Near the end of chapter 21, as the members of the Alpha Alpha squadron are escaping Aarouslimon, Lazer makes a very important proclamation. Lt. Hudson’s three little words, “implode the crystallosphere” are perhaps not so different from three other little words that I may have said to you after a brief, albeit passionate evening of lovemaking. Ensign Qarqaran’s response, a stammering, stuttering, “Oh, wow, gosh, I… I’m not… uh, wow. Thank you?” may, too, seem familiar.

The part where Lt. Hudson’s uncle plays a game with him called Fun-Pants Tickle Time and Lt. Hudson starts to get really uncomfortable and doesn’t know how to make it stop? That’s about you, also. Just about our relationship. Nothing else.

Perhaps most poignant for me are the events detailed in chapter 25, wherein Lt. Hudson battles the giant robosquid. The squid entangles Lt.
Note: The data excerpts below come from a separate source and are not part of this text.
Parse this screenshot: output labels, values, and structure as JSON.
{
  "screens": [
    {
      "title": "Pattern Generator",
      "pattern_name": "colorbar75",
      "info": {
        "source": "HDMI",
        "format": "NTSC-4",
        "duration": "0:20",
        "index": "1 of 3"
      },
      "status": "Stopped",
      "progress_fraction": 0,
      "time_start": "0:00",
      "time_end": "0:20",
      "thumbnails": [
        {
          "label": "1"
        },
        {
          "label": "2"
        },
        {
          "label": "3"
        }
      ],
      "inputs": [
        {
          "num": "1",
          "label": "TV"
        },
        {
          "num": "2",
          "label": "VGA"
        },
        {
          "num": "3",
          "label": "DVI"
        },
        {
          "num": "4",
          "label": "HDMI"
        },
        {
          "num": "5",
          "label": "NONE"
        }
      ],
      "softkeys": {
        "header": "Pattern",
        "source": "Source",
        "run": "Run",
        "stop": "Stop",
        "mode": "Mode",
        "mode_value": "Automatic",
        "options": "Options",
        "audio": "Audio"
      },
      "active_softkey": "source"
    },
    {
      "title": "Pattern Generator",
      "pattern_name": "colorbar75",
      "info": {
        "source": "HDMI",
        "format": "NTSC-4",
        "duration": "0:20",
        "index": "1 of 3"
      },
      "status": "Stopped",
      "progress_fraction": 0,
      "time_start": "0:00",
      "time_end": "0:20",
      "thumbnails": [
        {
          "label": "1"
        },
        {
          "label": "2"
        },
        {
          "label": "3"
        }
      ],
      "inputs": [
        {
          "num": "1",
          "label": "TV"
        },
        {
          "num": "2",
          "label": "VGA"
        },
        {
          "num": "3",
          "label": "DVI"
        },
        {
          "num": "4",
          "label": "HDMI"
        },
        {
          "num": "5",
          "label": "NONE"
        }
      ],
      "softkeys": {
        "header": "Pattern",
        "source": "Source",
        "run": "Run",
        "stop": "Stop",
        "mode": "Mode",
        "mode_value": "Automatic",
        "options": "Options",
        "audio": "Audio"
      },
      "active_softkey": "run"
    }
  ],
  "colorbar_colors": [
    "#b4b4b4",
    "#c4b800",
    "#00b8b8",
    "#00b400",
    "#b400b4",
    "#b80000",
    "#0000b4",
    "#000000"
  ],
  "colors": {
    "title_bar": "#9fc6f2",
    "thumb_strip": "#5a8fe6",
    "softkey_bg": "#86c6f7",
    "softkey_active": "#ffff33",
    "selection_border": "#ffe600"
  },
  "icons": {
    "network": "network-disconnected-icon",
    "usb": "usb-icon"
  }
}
Hudson and holds him captive with its tentacles of passive-aggression, then uses its cold, unflinching, soulless robot claws and attempts to rend him limb from limb. The squid won’t let him go and it won’t let him stay. See, the giant robosquid is a metaphor for your fear of commitment. Unfortunately, unlike the robosquid, with his soft and vulnerable mucous membrane easily penetrated by a mechasword, there’s no easy way out of missing you.

The giant armadillo with a cannon for a face doesn’t stand for anything. That’s just awesome.

The end of the novel leaves our hero at a crossroads of sorts (technically a dark matter vortex) that promises to define the rest of his life. I don’t know where Lt. Hudson goes from here. Will he return to his base on the desert moon of Teraumigog? Or is that too real for the desert moon? Will the desert moon be scared away? Can the desert moon grow up and admit that its harsh, noxious, largely sulfur-based troposphere is nothing more than a defense mechanism, and inside there is a warm, delicate, endocore? It’s hard to say. Only you can write the next chapter.

Actually, I’ll probably need to write it, just to keep the voice consistent, but I’d love your input.